Gravitational Waves from Dark Boson Star binary mergers

TL;DR

This paper explores the gravitational wave signals from mergers of Dark Boson Stars, a novel type of dark matter compact object, highlighting their unique signatures compared to known astrophysical sources.

Contribution

It introduces the first numerical analysis of Dark Boson Star mergers and compares their gravitational wave signatures with existing models and approximations.

Findings

Dark Boson Stars produce distinguishable gravitational wave signatures.

Their merger dynamics differ from black holes, neutron stars, and traditional boson stars.

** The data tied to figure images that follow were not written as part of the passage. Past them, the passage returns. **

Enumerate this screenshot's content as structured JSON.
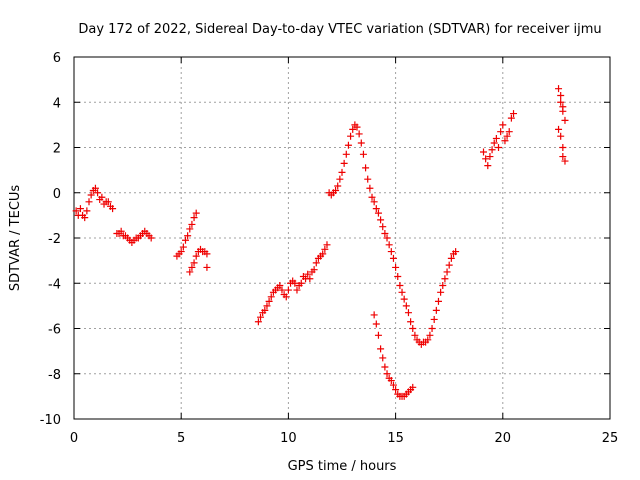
{
  "chart_data": {
    "type": "scatter",
    "title": "Day 172 of 2022, Sidereal Day-to-day VTEC variation (SDTVAR) for receiver ijmu",
    "xlabel": "GPS time / hours",
    "ylabel": "SDTVAR / TECUs",
    "xlim": [
      0,
      25
    ],
    "ylim": [
      -10,
      6
    ],
    "xticks": [
      "0",
      "5",
      "10",
      "15",
      "20",
      "25"
    ],
    "yticks": [
      "-10",
      "-8",
      "-6",
      "-4",
      "-2",
      "0",
      "2",
      "4",
      "6"
    ],
    "grid": true,
    "marker": "plus",
    "color": "#ee0000",
    "series": [
      {
        "points": [
          [
            0.1,
            -0.8
          ],
          [
            0.2,
            -1.0
          ],
          [
            0.3,
            -0.7
          ],
          [
            0.4,
            -1.0
          ],
          [
            0.5,
            -1.1
          ],
          [
            0.6,
            -0.8
          ],
          [
            0.7,
            -0.4
          ],
          [
            0.8,
            -0.1
          ],
          [
            0.9,
            0.1
          ],
          [
            1.0,
            0.2
          ],
          [
            1.1,
            0.0
          ],
          [
            1.2,
            -0.3
          ],
          [
            1.3,
            -0.2
          ],
          [
            1.4,
            -0.5
          ],
          [
            1.5,
            -0.4
          ],
          [
            1.6,
            -0.4
          ],
          [
            1.7,
            -0.6
          ],
          [
            1.8,
            -0.7
          ]
        ]
      },
      {
        "points": [
          [
            2.0,
            -1.8
          ],
          [
            2.1,
            -1.8
          ],
          [
            2.2,
            -1.7
          ],
          [
            2.3,
            -1.9
          ],
          [
            2.4,
            -1.9
          ],
          [
            2.5,
            -2.0
          ],
          [
            2.6,
            -2.1
          ],
          [
            2.7,
            -2.2
          ],
          [
            2.8,
            -2.1
          ],
          [
            2.9,
            -2.0
          ],
          [
            3.0,
            -2.0
          ],
          [
            3.1,
            -1.9
          ],
          [
            3.2,
            -1.8
          ],
          [
            3.3,
            -1.7
          ],
          [
            3.4,
            -1.8
          ],
          [
            3.5,
            -1.9
          ],
          [
            3.6,
            -2.0
          ]
        ]
      },
      {
        "points": [
          [
            4.8,
            -2.8
          ],
          [
            4.9,
            -2.7
          ],
          [
            5.0,
            -2.6
          ],
          [
            5.1,
            -2.4
          ],
          [
            5.2,
            -2.1
          ],
          [
            5.3,
            -1.9
          ],
          [
            5.4,
            -1.6
          ],
          [
            5.5,
            -1.4
          ],
          [
            5.6,
            -1.1
          ],
          [
            5.7,
            -0.9
          ]
        ]
      },
      {
        "points": [
          [
            5.4,
            -3.5
          ],
          [
            5.5,
            -3.3
          ],
          [
            5.6,
            -3.1
          ],
          [
            5.7,
            -2.8
          ],
          [
            5.8,
            -2.6
          ],
          [
            5.9,
            -2.5
          ],
          [
            6.0,
            -2.6
          ],
          [
            6.1,
            -2.6
          ],
          [
            6.2,
            -2.7
          ],
          [
            6.2,
            -3.3
          ]
        ]
      },
      {
        "points": [
          [
            8.6,
            -5.7
          ],
          [
            8.7,
            -5.5
          ],
          [
            8.8,
            -5.3
          ],
          [
            8.9,
            -5.2
          ],
          [
            9.0,
            -5.0
          ],
          [
            9.1,
            -4.8
          ],
          [
            9.2,
            -4.6
          ],
          [
            9.3,
            -4.4
          ],
          [
            9.4,
            -4.3
          ],
          [
            9.5,
            -4.2
          ],
          [
            9.6,
            -4.1
          ],
          [
            9.7,
            -4.3
          ],
          [
            9.8,
            -4.5
          ],
          [
            9.9,
            -4.6
          ],
          [
            10.0,
            -4.3
          ],
          [
            10.1,
            -4.0
          ],
          [
            10.2,
            -3.9
          ],
          [
            10.3,
            -4.0
          ],
          [
            10.4,
            -4.3
          ],
          [
            10.5,
            -4.1
          ],
          [
            10.6,
            -4.0
          ],
          [
            10.7,
            -3.7
          ],
          [
            10.8,
            -3.8
          ],
          [
            10.9,
            -3.6
          ],
          [
            11.0,
            -3.8
          ],
          [
            11.1,
            -3.5
          ],
          [
            11.2,
            -3.4
          ],
          [
            11.3,
            -3.1
          ],
          [
            11.4,
            -2.9
          ],
          [
            11.5,
            -2.8
          ],
          [
            11.6,
            -2.7
          ],
          [
            11.7,
            -2.5
          ],
          [
            11.8,
            -2.3
          ]
        ]
      },
      {
        "points": [
          [
            11.9,
            0.0
          ],
          [
            12.0,
            -0.1
          ],
          [
            12.1,
            0.0
          ],
          [
            12.2,
            0.1
          ],
          [
            12.3,
            0.3
          ],
          [
            12.4,
            0.6
          ],
          [
            12.5,
            0.9
          ],
          [
            12.6,
            1.3
          ],
          [
            12.7,
            1.7
          ],
          [
            12.8,
            2.1
          ],
          [
            12.9,
            2.5
          ],
          [
            13.0,
            2.8
          ],
          [
            13.1,
            3.0
          ],
          [
            13.2,
            2.9
          ],
          [
            13.3,
            2.6
          ],
          [
            13.4,
            2.2
          ],
          [
            13.5,
            1.7
          ],
          [
            13.6,
            1.1
          ],
          [
            13.7,
            0.6
          ],
          [
            13.8,
            0.2
          ],
          [
            13.9,
            -0.2
          ],
          [
            14.0,
            -0.4
          ],
          [
            14.1,
            -0.7
          ],
          [
            14.2,
            -0.9
          ],
          [
            14.3,
            -1.2
          ],
          [
            14.4,
            -1.5
          ],
          [
            14.5,
            -1.8
          ],
          [
            14.6,
            -2.0
          ],
          [
            14.7,
            -2.3
          ],
          [
            14.8,
            -2.6
          ],
          [
            14.9,
            -2.9
          ],
          [
            15.0,
            -3.3
          ],
          [
            15.1,
            -3.7
          ],
          [
            15.2,
            -4.1
          ],
          [
            15.3,
            -4.4
          ],
          [
            15.4,
            -4.7
          ],
          [
            15.5,
            -5.0
          ],
          [
            15.6,
            -5.3
          ],
          [
            15.7,
            -5.7
          ],
          [
            15.8,
            -6.0
          ],
          [
            15.9,
            -6.3
          ],
          [
            16.0,
            -6.5
          ],
          [
            16.1,
            -6.6
          ],
          [
            16.2,
            -6.7
          ],
          [
            16.3,
            -6.6
          ],
          [
            16.4,
            -6.6
          ],
          [
            16.5,
            -6.5
          ],
          [
            16.6,
            -6.3
          ],
          [
            16.7,
            -6.0
          ],
          [
            16.8,
            -5.6
          ],
          [
            16.9,
            -5.2
          ],
          [
            17.0,
            -4.8
          ],
          [
            17.1,
            -4.4
          ],
          [
            17.2,
            -4.1
          ],
          [
            17.3,
            -3.8
          ],
          [
            17.4,
            -3.5
          ],
          [
            17.5,
            -3.2
          ],
          [
            17.6,
            -2.9
          ],
          [
            17.7,
            -2.7
          ],
          [
            17.8,
            -2.6
          ]
        ]
      },
      {
        "points": [
          [
            14.0,
            -5.4
          ],
          [
            14.1,
            -5.8
          ],
          [
            14.2,
            -6.3
          ],
          [
            14.3,
            -6.9
          ],
          [
            14.4,
            -7.3
          ],
          [
            14.5,
            -7.7
          ],
          [
            14.6,
            -8.0
          ],
          [
            14.7,
            -8.2
          ],
          [
            14.8,
            -8.3
          ],
          [
            14.9,
            -8.5
          ],
          [
            15.0,
            -8.7
          ],
          [
            15.1,
            -8.9
          ],
          [
            15.2,
            -9.0
          ],
          [
            15.3,
            -9.0
          ],
          [
            15.4,
            -9.0
          ],
          [
            15.5,
            -8.9
          ],
          [
            15.6,
            -8.8
          ],
          [
            15.7,
            -8.7
          ],
          [
            15.8,
            -8.6
          ]
        ]
      },
      {
        "points": [
          [
            19.1,
            1.8
          ],
          [
            19.2,
            1.5
          ],
          [
            19.3,
            1.2
          ],
          [
            19.4,
            1.6
          ],
          [
            19.5,
            1.9
          ],
          [
            19.6,
            2.2
          ],
          [
            19.7,
            2.4
          ],
          [
            19.8,
            2.0
          ],
          [
            19.9,
            2.7
          ],
          [
            20.0,
            3.0
          ],
          [
            20.1,
            2.3
          ],
          [
            20.2,
            2.5
          ],
          [
            20.3,
            2.7
          ],
          [
            20.4,
            3.3
          ],
          [
            20.5,
            3.5
          ]
        ]
      },
      {
        "points": [
          [
            22.6,
            4.6
          ],
          [
            22.7,
            4.3
          ],
          [
            22.7,
            4.0
          ],
          [
            22.8,
            3.8
          ],
          [
            22.8,
            3.6
          ],
          [
            22.9,
            3.2
          ],
          [
            22.6,
            2.8
          ],
          [
            22.7,
            2.5
          ],
          [
            22.8,
            2.0
          ],
          [
            22.8,
            1.6
          ],
          [
            22.9,
            1.4
          ]
        ]
      }
    ]
  }
}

Results suggest potential for gravitational wave detection of dark matter objects.

Abstract

Gravitational wave astronomy might allow us to detect the coalescence of low-brightness astrophysical compact objects which are extremely difficult to be observed with current electromagnetic telescopes. Besides classical sources like black holes and neutron stars, other candidates include Exotic Compact Objects (ECOs), which could exist in theory but have never yet been observed in Nature. Among different possibilities, here we consider Dark Stars, astrophysical compact objects made of dark matter such that only interact with other stars through gravity. We study numerically the dynamics and the gravitational waves produced during the binary coalescence of Dark Stars composed by bosonic fields. These results are compared both with Post-Newtonian approximations and with previous simulations of binary boson stars, which interact both through gravity and matter. Our analysis indicates that Dark Boson Stars belong to a new kind of compact objects, representing stars made with different species, whose merger produces a gravitational signature clearly distinguishable from other astrophysical objects like black holes, neutron stars and even boson stars.